My preferences are not important. Just look at what I've read, note what's lacking, and tell me to read it posthaste.
Lawhead was a staple of my high-school reading diet, and I remember feeling at the time that his tie-ins to actual Celtic mythology and historical events and individuals was a refreshing change of pace from a lot of other fantasy fare I was reading. Returning to him now has been something of a drag. Lawhead’s voice is rather a dry one that allows his research to take command of the story. There is nothing wrong with placing your novel in a well researched setting, but there is a fine line between research that adds verisimilitude and flavor, and research that tries to make your fiction a substitute for actual history. Lawhead never quite dissolves into eyelid-drooping catalogues of detail that interrupt the story for multiple pages, but he does tend to add one or two details more than necessary whenever describing weapons, clothes, food, or buildings that bear on the characters and their situation only in passing. Mostly these details are there to appeal to reader looking for the vague overall feel of a “well-researched novel.”
More disappointing than the details that crowd the action, are the stale story and characters.

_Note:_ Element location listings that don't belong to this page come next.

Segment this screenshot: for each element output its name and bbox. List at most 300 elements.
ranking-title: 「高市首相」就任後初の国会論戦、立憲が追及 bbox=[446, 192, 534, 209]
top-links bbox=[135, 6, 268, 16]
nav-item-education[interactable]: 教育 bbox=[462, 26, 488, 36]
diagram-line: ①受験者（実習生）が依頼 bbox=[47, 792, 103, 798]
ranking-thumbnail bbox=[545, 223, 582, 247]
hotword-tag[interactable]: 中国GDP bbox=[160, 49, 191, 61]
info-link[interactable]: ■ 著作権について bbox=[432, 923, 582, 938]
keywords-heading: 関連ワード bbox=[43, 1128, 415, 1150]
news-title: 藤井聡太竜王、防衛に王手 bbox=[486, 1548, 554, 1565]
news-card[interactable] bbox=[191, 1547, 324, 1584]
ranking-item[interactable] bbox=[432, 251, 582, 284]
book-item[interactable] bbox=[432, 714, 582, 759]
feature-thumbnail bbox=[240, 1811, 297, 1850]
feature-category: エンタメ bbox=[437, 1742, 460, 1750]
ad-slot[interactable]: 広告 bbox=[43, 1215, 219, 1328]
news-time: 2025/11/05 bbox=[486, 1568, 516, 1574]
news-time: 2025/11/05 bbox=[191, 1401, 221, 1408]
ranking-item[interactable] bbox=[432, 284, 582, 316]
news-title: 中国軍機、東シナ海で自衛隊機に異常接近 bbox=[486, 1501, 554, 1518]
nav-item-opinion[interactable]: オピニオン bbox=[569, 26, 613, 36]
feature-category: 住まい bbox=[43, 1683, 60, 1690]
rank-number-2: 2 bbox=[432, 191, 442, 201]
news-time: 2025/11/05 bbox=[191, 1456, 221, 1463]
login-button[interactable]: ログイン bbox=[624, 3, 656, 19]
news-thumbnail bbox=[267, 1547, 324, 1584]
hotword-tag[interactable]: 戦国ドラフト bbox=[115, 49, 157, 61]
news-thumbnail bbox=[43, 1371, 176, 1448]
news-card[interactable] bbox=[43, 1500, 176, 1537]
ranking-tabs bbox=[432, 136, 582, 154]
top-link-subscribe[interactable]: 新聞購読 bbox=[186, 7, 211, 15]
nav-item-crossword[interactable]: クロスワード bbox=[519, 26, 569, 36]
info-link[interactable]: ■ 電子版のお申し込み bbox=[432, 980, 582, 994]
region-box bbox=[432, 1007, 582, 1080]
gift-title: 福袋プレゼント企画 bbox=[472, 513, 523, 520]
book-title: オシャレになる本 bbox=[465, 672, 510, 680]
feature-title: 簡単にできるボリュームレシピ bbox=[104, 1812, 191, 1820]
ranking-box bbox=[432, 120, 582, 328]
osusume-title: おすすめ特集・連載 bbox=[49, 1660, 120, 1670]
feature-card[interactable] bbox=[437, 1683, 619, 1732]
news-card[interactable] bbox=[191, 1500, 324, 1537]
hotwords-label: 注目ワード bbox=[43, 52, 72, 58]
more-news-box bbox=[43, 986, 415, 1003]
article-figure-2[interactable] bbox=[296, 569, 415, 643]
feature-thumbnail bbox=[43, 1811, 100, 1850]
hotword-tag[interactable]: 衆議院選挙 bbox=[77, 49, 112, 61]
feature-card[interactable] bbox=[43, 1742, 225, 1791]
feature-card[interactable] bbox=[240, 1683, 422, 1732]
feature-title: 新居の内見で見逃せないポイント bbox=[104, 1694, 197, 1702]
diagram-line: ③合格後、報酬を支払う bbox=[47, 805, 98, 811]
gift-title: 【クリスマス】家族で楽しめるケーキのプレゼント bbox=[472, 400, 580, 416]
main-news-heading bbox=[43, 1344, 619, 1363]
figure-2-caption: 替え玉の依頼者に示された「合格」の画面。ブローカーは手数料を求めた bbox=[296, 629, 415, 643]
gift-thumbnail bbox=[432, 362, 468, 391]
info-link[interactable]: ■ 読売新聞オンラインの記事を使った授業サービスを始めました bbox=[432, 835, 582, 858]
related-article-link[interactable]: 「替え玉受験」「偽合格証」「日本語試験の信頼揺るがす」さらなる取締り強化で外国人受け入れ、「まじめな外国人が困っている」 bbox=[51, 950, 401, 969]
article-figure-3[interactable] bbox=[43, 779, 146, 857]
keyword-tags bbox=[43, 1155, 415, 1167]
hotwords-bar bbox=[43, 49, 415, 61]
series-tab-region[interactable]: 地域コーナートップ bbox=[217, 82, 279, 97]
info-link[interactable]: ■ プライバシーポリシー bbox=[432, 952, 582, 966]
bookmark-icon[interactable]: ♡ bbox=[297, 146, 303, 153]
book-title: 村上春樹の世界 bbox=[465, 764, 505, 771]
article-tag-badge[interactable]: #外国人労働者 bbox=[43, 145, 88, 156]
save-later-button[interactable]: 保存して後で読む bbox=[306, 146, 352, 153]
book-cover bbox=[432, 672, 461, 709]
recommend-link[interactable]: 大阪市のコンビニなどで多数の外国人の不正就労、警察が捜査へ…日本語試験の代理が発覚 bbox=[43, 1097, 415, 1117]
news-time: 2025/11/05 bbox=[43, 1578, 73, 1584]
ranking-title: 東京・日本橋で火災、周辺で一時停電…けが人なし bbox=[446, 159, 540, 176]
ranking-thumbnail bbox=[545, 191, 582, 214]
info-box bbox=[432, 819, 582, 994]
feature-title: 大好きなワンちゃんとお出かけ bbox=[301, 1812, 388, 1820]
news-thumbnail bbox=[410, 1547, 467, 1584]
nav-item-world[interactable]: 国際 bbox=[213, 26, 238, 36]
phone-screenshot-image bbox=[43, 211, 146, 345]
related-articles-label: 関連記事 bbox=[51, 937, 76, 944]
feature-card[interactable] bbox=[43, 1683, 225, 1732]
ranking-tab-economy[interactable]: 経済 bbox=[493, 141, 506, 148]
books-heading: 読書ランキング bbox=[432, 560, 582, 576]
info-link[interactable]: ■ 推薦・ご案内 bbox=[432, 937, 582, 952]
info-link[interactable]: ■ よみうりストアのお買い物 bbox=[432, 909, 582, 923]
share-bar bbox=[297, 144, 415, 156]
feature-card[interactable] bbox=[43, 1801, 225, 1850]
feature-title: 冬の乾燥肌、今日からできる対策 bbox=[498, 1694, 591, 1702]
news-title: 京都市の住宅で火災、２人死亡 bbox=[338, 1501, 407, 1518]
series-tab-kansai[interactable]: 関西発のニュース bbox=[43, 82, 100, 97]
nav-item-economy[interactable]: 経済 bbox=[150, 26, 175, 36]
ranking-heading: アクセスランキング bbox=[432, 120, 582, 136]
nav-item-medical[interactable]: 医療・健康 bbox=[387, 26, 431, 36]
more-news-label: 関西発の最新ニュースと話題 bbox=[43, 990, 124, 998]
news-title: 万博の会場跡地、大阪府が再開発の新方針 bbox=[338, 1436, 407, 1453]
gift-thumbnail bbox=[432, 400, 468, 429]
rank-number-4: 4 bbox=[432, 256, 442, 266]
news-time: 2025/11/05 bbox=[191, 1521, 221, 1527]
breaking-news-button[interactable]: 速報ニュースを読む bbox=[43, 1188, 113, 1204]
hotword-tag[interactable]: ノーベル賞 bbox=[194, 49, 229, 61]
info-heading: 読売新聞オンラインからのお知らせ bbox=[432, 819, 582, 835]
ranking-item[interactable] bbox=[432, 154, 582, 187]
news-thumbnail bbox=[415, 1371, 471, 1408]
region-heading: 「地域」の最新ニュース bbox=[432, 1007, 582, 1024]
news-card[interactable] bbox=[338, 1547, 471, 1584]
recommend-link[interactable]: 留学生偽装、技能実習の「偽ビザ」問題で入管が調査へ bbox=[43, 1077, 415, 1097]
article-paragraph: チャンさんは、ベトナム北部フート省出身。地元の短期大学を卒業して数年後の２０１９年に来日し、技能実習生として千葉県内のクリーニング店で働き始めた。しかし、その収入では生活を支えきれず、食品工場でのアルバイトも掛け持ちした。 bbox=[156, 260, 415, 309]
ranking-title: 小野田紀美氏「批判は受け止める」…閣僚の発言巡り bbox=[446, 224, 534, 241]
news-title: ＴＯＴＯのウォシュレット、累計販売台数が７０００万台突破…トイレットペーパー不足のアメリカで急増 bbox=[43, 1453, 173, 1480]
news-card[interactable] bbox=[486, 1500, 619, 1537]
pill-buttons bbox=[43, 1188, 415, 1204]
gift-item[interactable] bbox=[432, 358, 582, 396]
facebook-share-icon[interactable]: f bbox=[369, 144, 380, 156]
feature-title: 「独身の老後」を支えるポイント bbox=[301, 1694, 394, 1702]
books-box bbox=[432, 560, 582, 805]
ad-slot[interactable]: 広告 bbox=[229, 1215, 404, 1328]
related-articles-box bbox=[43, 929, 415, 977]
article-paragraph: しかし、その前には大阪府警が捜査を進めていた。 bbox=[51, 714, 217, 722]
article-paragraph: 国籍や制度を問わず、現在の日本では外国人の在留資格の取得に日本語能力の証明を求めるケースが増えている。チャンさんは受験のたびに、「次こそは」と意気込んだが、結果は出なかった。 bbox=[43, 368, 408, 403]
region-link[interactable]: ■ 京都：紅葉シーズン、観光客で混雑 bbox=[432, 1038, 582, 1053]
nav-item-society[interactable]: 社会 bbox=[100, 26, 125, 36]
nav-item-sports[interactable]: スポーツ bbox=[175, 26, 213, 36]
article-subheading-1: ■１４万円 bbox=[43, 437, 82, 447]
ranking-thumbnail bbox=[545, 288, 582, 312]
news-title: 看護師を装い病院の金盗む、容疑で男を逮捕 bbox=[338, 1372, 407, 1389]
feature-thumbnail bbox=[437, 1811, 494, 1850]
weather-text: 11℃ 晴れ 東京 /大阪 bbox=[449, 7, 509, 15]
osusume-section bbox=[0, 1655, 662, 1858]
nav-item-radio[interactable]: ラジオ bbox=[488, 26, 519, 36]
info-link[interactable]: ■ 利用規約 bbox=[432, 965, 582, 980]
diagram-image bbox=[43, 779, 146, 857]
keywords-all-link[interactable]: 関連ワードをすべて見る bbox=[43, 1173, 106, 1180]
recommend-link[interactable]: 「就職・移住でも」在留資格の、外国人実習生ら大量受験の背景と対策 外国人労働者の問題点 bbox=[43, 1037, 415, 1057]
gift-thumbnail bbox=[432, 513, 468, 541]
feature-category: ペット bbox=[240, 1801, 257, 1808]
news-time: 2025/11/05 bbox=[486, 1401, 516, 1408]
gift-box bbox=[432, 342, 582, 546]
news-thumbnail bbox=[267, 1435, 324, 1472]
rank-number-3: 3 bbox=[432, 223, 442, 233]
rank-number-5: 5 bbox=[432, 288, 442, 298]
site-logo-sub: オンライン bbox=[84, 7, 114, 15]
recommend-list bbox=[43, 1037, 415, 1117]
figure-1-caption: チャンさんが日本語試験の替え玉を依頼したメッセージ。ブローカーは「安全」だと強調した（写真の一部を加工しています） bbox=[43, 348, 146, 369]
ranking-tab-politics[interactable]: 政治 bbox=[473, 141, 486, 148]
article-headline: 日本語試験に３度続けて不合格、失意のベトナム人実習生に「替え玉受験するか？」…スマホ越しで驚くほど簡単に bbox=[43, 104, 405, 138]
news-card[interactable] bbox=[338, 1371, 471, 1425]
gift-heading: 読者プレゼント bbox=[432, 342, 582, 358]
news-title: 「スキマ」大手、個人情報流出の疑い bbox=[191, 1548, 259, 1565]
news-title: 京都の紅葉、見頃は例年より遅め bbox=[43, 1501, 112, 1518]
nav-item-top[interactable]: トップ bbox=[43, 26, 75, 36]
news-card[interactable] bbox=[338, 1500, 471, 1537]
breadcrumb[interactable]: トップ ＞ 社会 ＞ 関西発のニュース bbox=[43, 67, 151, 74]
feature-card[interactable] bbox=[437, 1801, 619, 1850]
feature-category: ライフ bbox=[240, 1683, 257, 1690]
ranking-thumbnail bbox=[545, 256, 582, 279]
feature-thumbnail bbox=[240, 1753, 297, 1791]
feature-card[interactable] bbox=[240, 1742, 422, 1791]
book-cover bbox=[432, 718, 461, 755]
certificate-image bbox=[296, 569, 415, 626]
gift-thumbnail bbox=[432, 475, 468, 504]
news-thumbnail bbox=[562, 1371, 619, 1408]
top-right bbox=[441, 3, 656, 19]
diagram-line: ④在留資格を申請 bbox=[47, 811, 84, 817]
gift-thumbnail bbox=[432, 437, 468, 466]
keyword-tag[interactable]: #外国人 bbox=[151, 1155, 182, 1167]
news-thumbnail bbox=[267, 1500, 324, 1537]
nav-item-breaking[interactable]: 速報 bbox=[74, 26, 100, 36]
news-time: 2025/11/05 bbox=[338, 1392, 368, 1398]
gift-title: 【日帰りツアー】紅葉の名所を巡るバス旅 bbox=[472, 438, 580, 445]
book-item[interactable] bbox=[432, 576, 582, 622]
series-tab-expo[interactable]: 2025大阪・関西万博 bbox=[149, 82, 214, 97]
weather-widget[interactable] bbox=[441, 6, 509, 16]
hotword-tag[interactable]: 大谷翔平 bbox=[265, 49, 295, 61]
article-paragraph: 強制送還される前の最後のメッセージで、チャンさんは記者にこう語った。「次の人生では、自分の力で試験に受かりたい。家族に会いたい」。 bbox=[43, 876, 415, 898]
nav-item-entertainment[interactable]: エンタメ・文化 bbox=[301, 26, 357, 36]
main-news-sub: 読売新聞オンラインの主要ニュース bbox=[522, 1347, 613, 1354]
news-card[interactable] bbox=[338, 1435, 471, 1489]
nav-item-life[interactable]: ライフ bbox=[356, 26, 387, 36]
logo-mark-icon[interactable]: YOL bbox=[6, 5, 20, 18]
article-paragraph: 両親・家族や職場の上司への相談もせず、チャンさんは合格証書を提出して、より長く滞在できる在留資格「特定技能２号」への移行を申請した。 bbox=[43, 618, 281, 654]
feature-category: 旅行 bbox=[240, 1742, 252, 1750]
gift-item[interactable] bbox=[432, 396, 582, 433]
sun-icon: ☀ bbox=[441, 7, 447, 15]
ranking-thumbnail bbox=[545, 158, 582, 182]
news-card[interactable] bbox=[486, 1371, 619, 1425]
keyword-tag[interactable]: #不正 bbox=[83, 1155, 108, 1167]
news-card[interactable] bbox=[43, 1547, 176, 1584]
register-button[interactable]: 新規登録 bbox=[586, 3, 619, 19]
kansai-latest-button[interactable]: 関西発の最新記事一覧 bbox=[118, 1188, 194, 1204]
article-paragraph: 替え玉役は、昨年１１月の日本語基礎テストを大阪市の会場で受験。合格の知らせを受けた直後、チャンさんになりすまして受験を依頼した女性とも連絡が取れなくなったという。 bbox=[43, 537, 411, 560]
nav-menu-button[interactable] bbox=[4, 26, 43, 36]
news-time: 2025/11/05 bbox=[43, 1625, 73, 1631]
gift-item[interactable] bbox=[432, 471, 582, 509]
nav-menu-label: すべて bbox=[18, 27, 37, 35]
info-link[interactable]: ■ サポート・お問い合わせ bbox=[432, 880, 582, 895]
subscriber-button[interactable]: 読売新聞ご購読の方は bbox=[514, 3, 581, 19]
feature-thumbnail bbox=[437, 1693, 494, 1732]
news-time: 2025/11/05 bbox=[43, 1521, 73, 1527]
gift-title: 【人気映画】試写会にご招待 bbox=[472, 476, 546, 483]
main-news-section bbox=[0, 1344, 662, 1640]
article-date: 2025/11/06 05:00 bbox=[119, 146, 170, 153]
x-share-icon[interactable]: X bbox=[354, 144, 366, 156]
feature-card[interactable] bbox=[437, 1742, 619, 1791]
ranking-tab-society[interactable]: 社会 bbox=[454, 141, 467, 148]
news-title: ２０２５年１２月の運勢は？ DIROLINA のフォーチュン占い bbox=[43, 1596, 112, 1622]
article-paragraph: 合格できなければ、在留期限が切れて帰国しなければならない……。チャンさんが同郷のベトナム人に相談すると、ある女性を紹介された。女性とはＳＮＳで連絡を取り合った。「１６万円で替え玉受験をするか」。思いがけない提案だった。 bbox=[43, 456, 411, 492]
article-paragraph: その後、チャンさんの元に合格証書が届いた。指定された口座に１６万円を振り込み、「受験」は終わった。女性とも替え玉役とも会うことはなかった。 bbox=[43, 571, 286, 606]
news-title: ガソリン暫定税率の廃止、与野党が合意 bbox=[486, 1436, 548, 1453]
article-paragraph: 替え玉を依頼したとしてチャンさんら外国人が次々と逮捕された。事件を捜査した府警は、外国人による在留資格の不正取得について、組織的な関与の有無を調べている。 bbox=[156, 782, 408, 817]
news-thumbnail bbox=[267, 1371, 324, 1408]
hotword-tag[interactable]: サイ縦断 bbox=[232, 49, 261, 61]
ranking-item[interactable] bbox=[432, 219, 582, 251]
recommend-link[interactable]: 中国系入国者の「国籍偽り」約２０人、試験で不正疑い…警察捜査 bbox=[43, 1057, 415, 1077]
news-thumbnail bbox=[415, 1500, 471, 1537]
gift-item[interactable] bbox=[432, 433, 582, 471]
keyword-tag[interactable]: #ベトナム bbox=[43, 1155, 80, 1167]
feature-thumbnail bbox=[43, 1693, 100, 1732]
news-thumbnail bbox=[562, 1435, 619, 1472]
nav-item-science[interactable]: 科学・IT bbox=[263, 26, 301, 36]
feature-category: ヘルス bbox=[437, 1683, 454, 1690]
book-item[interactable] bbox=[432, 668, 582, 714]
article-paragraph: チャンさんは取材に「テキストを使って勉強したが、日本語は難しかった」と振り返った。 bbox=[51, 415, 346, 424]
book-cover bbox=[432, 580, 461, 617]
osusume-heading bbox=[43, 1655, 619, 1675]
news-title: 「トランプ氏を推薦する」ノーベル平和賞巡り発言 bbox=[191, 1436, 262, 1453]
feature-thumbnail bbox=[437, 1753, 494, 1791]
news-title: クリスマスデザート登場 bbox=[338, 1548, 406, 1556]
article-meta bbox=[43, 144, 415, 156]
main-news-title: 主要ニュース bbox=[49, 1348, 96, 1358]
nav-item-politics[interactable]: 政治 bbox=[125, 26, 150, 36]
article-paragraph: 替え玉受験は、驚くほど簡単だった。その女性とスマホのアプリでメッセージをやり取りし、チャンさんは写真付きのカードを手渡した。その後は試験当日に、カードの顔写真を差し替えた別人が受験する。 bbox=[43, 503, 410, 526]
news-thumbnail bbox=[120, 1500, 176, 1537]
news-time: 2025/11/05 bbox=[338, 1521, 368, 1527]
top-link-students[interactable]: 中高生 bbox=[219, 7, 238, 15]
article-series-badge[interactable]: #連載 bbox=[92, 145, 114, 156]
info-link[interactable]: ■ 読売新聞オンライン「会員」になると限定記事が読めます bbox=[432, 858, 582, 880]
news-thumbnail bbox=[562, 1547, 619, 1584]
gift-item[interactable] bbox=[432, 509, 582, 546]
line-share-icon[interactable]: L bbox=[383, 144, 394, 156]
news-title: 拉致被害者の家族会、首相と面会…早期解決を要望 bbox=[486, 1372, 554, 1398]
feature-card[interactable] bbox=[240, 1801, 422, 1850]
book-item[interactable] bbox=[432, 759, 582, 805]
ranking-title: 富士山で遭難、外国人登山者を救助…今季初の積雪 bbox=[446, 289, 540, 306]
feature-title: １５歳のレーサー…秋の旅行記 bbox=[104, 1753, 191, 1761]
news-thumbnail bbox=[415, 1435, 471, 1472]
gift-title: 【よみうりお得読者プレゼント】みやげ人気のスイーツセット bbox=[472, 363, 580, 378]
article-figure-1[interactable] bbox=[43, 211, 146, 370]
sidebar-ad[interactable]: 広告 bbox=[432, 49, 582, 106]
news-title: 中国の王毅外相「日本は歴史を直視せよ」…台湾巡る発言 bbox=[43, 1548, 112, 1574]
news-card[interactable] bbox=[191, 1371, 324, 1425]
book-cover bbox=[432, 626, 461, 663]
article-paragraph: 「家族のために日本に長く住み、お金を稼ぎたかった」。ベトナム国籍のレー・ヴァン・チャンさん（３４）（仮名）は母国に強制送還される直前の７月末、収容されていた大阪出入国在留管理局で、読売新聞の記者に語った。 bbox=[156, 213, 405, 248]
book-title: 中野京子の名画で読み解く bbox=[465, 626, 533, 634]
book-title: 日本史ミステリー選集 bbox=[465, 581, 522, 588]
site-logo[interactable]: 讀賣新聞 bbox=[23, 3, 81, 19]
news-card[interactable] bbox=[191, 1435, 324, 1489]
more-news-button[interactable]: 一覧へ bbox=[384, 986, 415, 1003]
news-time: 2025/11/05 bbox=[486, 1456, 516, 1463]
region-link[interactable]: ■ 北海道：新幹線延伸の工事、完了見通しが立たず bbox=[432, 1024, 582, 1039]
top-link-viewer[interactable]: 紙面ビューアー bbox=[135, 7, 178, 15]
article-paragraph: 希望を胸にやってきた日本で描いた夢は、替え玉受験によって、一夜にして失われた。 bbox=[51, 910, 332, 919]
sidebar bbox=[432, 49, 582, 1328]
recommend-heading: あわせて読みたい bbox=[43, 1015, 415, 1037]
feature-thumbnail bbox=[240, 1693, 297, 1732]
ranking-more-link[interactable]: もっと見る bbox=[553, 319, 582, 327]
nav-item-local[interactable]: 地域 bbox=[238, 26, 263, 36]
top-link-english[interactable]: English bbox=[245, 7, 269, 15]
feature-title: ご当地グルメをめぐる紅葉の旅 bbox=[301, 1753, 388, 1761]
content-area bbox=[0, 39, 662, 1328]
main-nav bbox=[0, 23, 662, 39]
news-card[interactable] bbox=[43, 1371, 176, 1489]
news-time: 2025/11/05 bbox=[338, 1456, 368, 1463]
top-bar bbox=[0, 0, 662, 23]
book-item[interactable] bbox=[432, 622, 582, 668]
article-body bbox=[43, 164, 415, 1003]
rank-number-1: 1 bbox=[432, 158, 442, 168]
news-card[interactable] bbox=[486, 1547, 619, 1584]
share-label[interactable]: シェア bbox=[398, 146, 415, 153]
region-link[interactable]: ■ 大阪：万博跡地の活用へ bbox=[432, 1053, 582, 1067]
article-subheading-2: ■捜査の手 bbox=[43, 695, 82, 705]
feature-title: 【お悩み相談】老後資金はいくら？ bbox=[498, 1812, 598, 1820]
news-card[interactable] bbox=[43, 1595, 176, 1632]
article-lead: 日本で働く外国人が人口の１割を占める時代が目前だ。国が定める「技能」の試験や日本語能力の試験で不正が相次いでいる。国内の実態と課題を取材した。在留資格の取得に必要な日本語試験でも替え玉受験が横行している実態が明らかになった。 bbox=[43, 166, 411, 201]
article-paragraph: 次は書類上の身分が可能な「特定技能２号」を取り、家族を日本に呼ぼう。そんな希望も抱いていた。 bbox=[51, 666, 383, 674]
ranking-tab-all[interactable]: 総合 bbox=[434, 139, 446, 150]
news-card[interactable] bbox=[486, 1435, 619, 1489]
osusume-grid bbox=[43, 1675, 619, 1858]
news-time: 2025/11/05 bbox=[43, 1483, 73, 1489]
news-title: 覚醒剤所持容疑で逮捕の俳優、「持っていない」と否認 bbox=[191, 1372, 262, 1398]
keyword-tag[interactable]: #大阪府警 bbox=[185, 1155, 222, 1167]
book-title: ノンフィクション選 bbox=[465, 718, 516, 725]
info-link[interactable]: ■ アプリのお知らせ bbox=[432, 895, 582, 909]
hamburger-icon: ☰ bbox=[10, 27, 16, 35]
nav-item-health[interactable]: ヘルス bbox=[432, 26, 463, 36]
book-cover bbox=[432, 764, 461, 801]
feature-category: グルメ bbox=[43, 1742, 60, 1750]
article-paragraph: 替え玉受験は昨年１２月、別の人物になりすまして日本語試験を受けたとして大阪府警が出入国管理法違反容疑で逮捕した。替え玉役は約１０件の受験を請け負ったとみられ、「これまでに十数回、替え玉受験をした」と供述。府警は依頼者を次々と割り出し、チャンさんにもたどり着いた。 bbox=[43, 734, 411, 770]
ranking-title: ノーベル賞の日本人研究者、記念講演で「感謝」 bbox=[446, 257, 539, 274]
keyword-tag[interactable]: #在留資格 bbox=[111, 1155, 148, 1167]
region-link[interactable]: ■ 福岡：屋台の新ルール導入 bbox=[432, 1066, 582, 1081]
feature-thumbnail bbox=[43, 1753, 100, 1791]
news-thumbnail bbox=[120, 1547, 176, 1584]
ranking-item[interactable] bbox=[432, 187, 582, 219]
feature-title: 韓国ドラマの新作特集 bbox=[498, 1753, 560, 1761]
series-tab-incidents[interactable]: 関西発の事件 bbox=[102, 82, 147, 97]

Lawhead tries to freshen everything up, but while the setting is technically different, and a few slight details are rearranged, the characters never achieve any sense of depth beyond, or arguably even equal to, a generic sword and sorcery yarn from the 30’s pulps. The novel’s protagonist, Bran, takes his name from one of the Mabinogion’s heroes, whose story Lawhead completely rewrites, and not for the better. He is the archetypal young layabout who must rise to his circumstances. In this case he accepts the responsibility for his people, but Lawhead spends almost no time at all preparing the reader to accept that a character who almost runs away from his responsibility suddenly becomes a competent and charismatic leader and freedom fighter. The only allegedly transformative occurrence that takes place between the inciting incident and the rest of the novel is Bran’s convalescence under the care of an old sage living in the woods who recites bloodless doggerel that turns Bran’s goals almost completely around.
Even these shortcomings might be forgiven if Lawhead just regarded his story as nothing more than a jaunt, tried to liven up the poetry, and give the characters some flair, but the whole thing reads like your celtophilic Sunday school teacher’s attempt to make a sermon more accessible. The book isn’t really didactic, but neither is it especially insightful. Fortunately the novel concludes under 500 pages. I hold out a shred of hope for some improvement over the two remaining books in the trilogy, but I must confess the desire to get to them is not as strong as it was before I started reading Hood.